Di satu sisi, mitos menjadi pejabat tinggi negara Dapat memberi akses VIP ke jenjang capres-cawapres seolah mendapat legitimasi. Tetapi Ketika bersamaan, fenomena tampilnya kalangan birokrasi itu sebenarnya melempar topik baru yang menarik dikaji secara cermat. Lantaran dapat menjadi penanda munculnya suatu gejala baru dalam proses demokrasi kita, yakni meluasnya distribusi demokrasi ke ranah birokrasi.
Fakta bahwa nama-nama yang muncul merupakan hasil imajinasi dan pandangan publik – merupakan sinyal yang Berkualitas karena menampakkan adanya kepercayaan publik yang Lalu membaik pada birokrasi secara Standar. Dengan kata lain, Tak Eksis pertentangan antara birokrasi dan demokrasi di sini, sebagaimana anggapan klasik yang biasanya menempatkan keduanya dalam status yang selalu berbenturan, di mana birokrasi dianggap penghalang laju demokrasi. Perlu studi lebih mendalam Kepada menyimpulkan ketepatan pandangan ini.
Tetapi yang Terang, latar belakang birokrasi para kandidat yang ikut berkontestasi, berpotensi membawa proses pilpres pada koridor isu dan visi kampanye yang senada seirama sekalipun mereka berada di kubu yang berseberangan.

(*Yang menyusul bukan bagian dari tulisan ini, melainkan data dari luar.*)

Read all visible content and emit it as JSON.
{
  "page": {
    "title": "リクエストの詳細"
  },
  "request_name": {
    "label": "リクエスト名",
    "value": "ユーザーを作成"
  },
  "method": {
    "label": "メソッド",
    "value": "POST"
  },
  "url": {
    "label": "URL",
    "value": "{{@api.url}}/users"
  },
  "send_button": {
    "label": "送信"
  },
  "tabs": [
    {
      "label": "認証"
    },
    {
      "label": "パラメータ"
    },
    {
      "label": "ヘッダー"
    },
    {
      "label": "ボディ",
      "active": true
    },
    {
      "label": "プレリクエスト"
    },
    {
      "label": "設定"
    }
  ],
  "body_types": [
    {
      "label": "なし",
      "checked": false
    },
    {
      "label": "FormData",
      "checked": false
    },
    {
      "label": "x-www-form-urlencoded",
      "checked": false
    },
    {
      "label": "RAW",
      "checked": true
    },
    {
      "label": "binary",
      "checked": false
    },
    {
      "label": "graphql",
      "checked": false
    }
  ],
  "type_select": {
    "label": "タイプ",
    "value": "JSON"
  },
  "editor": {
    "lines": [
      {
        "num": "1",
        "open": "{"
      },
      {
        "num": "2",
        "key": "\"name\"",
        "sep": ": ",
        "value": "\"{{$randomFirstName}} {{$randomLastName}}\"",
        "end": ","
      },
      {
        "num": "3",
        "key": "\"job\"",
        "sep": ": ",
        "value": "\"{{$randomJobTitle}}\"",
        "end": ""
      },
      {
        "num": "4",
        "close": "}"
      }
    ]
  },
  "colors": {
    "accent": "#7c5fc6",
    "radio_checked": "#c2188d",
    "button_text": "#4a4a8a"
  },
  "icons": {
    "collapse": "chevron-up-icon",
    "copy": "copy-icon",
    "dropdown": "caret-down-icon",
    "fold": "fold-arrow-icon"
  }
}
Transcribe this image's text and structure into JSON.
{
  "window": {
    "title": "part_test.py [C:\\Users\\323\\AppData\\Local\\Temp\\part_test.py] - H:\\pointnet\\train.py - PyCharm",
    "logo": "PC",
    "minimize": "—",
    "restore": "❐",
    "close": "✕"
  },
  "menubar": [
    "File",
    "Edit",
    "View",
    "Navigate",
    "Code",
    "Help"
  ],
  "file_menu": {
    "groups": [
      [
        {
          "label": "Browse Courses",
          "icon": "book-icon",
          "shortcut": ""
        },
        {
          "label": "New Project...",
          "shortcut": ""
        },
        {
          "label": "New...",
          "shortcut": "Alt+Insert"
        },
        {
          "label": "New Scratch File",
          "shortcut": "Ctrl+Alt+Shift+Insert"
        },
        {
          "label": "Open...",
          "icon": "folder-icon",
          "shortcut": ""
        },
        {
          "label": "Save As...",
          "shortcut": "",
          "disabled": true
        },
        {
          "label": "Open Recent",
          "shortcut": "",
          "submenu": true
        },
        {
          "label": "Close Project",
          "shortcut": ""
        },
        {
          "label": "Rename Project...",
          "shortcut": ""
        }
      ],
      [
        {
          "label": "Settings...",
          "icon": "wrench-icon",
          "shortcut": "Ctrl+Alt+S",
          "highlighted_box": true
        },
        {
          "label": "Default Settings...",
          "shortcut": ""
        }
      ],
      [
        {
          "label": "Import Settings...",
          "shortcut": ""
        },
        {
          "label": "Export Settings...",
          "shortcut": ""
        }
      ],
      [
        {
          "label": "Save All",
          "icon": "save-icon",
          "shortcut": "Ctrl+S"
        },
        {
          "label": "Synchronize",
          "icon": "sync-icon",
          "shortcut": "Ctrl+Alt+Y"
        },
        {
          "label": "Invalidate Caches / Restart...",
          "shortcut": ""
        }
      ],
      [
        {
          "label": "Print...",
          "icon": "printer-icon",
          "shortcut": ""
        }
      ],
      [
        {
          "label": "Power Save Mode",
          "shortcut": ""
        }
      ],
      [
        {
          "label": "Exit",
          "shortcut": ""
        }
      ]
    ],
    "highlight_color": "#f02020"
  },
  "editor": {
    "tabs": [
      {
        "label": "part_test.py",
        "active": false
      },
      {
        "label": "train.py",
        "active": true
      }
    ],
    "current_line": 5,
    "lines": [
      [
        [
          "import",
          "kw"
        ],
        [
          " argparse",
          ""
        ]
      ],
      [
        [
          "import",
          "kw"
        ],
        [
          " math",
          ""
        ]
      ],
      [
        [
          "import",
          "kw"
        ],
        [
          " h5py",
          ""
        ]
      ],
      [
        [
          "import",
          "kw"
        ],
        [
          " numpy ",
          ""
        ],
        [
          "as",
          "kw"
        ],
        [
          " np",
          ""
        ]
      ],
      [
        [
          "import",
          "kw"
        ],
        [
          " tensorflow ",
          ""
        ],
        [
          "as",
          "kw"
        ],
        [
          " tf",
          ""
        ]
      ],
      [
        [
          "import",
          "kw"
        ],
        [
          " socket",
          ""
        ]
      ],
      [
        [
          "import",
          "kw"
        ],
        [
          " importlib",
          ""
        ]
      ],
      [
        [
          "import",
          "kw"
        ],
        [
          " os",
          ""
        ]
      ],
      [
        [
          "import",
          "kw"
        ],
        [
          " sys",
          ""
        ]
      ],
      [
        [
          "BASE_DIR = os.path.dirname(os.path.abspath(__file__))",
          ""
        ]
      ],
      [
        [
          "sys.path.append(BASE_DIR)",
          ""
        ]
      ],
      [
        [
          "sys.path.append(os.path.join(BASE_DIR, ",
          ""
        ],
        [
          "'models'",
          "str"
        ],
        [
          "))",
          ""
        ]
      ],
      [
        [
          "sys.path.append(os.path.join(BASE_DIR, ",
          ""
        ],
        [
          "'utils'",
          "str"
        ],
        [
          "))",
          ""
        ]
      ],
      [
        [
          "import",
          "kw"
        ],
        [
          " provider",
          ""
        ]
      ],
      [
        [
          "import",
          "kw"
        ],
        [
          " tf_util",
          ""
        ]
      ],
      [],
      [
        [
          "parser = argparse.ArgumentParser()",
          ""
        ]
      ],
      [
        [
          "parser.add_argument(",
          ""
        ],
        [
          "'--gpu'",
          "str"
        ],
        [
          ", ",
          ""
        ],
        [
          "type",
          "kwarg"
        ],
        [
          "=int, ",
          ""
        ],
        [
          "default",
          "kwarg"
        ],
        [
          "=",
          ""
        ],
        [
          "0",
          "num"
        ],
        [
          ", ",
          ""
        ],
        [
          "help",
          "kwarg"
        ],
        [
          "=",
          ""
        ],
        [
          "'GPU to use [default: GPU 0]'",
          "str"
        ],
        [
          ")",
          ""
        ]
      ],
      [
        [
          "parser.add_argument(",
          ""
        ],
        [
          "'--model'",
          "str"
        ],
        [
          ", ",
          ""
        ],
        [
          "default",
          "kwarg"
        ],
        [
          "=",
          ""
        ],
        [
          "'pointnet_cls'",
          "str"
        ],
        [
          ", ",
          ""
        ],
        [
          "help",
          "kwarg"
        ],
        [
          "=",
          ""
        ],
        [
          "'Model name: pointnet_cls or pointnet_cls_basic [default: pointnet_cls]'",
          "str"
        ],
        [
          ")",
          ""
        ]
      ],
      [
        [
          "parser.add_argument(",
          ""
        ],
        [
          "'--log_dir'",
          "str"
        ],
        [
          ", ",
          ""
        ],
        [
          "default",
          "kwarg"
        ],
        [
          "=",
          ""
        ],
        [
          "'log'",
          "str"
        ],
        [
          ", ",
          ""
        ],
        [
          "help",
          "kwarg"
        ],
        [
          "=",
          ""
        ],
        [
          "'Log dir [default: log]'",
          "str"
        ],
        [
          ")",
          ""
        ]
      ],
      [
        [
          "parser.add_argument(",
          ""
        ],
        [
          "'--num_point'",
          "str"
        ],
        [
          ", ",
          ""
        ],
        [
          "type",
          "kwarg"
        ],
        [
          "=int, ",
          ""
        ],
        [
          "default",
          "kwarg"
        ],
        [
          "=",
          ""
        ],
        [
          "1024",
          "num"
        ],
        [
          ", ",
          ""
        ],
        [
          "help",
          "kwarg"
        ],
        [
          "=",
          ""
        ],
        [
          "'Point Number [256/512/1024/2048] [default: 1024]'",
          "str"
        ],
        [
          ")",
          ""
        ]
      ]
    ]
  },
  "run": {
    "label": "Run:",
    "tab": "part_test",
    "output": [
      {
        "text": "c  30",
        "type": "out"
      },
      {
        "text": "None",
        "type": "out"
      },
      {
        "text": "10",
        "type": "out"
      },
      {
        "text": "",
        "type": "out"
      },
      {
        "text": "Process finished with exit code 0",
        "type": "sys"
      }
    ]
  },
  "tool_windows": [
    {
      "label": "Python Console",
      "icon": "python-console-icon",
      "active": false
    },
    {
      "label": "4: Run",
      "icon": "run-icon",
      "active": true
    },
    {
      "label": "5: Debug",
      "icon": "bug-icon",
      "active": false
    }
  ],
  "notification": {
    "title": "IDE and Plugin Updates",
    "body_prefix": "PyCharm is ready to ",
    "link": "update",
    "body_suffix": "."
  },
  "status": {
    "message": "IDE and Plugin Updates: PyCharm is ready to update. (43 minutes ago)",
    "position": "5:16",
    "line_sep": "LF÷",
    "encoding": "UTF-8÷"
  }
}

Visi yang sama pada gilirannya akan Membangun pemerintahan baru terdorong melanjutkan program-program strategis dari pemerintahan yang digantikan.

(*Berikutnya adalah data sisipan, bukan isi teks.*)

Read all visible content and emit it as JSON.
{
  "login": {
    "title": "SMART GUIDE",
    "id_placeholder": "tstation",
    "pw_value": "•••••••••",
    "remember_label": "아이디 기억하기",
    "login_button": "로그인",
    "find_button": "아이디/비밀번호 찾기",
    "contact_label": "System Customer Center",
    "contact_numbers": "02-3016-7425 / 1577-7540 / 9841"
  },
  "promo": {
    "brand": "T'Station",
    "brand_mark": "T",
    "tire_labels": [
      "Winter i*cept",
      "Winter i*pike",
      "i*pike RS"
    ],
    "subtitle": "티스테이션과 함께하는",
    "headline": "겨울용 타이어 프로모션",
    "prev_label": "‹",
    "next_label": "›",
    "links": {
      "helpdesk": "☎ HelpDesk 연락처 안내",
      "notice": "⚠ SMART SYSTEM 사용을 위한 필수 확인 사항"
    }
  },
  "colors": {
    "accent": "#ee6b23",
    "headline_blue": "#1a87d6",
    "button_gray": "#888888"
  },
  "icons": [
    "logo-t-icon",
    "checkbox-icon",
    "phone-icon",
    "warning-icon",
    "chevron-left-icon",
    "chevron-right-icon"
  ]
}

Sepertinya, dengan suasana politik semacam itulah cita-cita pembangunan berkelanjutan dapat direalisasikan. Bukan dengan menggonta-ganti secara sembarangan yang dapat Membangun tatanan dan dinamika nasional menjadi mandeg karena Lalu menerus memulai – tanpa pernah berjalan. Sementara, tantangan dunia Mendunia menuntut terciptanya suatu kondisi masyarakat dan negara yang siap maju dan berpacu.
Maju berkelanjutan
Istilah bola liar pernah dipakai Erick Thohir pada sebuah komentar spontannya di media elektronik Ketika menjawab pertanyaan pewarta soal namanya yang selalu teratas dalam survei demi survei dari sejumlah lembaga survei. Ia Terang sangat berhati-hati, walaupun belakangan Partai Amanat Nasional menyatakan akan mengusungnya selaku cawapres mendampingi Prabowo Subiantò.
Bagaimana pun, pilihan terbijak bagi Erick tetaplah menampilkan diri sesuai tanggungjawab yang diembannya selaku mentri BUMN, bukan sebagai man on top yang dapat menjadi lubang jebakan mengingat Lagi liarnya manuver politik para kandidat Kepada sosok cawapres.
Bagi Erick sendiri, apa yang terlebih pokok dan urgen adalah mempertahankan modal politiknya yang kompleks, yang sepanjang Dekat satu Sepuluh tahun Sepatutnya telah teruji Berkualitas melalui keterlibatannya di kabinet pemerintahan Joko Widodo selaku mentri dan pengemban berbagai tugas Standar yang Krusial, maupun modal sosial selama menjalankan profesi selaku seorang pegiat bisnis yang berhasil, pegiat olahraga, dan juga seorang filantropi.
Tak kecuali, potensinya yang tampak Lalu berkembang dalam membangun budaya solidaritas dengan berbagai unsur kemasyarakatan. Segala itu, sejauh konsisten dipertahankan dan dijalankan secara wajar, dapat membawa Erick Thohir ke titik terbaik pusaran cawapres. Sehingga, tak hirau dengan adanya Corak Corak berbagai manuver politik politisi, Tetapi pada gilirannya, penulis Pasti, titik terbaik itu akan mengarah padanya. Ya, mengarah kepada Erick Thohir.